An adult ticket is £5, and enables you to access a panoramic view of the Guildford town centre, as well as the castle's keep, but otherwise there isn't much else to see in the castle, so I'm not entirely convinced it's worth it - the whole visit can be quickly completed, and the gardens are likely more of a highlight. Admittedly I did manage to watch a short documentary about the geological formation of Surrey on a TV by the main entrance to the castle, and I got a postcard out of it, so it was somewhat worth it. I also managed to hit my head on a low ceiling, nothing particularly serious though, so best to read the signage as well.
- Guildford station
Guildford has two stations, with the larger one opening in 1845, and serving as a terminus for South Western Railway. It also used to be part of the (often mentioned on this blog) London, Brighton and South Coast Railway, albeit the line used by the railway (the Cranleigh line, down to Horsham) was a victim of the Beeching cuts in the 1960s.
I happened to turn up in Guildford in the week of SWR being nationalised by the government, though I didn't turn up when anything interesting was going on - this is why I'm assuming there was a British Rail flag flying from the station roof.
Otherwise, there isn't much to say about the station - I bought a paper ticket to make my way back to London, with the train passing through the second Guildford station on the way. London Road (Guildford) is the name, serving only 800,000 passengers compared to its sister station's 5.8 million. Alas, I have nothing to report on this side of Guildford - I'd bought a direct ticket to London, and wasn't planning to chalk out more money on a fare.

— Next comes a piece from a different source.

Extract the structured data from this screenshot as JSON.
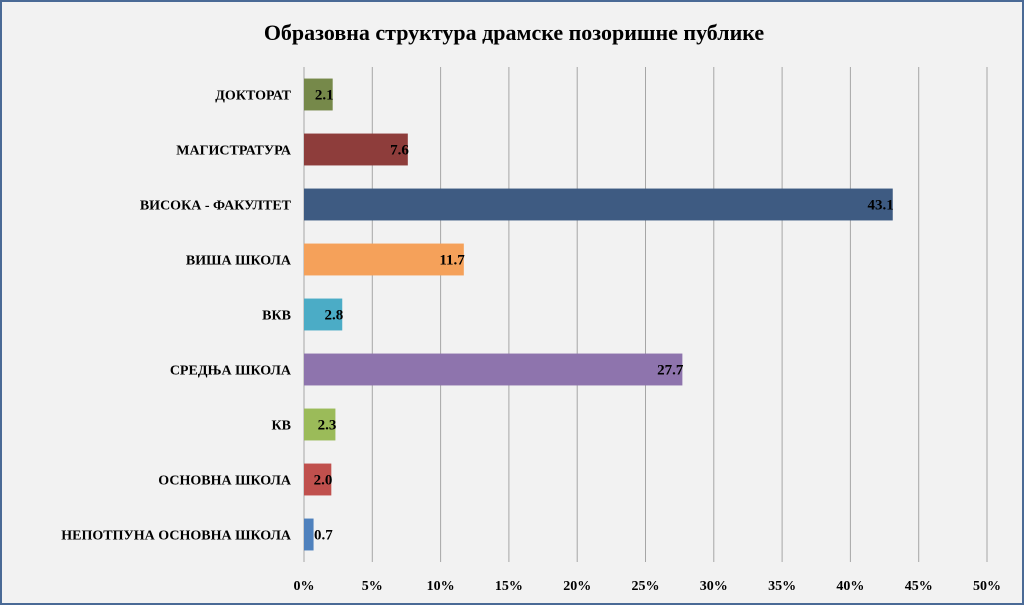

Guildford is in a rather curious location - distant enough from London to feel cut off from the capital, but close enough that you can travel from one to the other in under an hour by train. It's also surprisingly historic considering most will know it as merely a commuter town, and I reckon it also represents Surrey rather well, with its affluence surrounded by lovely woods and hills. Guildford is certainly worth an afternoon visit.
Footnote: the River Wey in Guildford also gives its name to Weybridge, which is upstream to the river. However, the Wey has nothing to do with Weymouth - there is a different River Wey responsible in this case. Why there are two River Weys, both in southern England, is unknown to me, though I reckon it's due to an etymological quirk.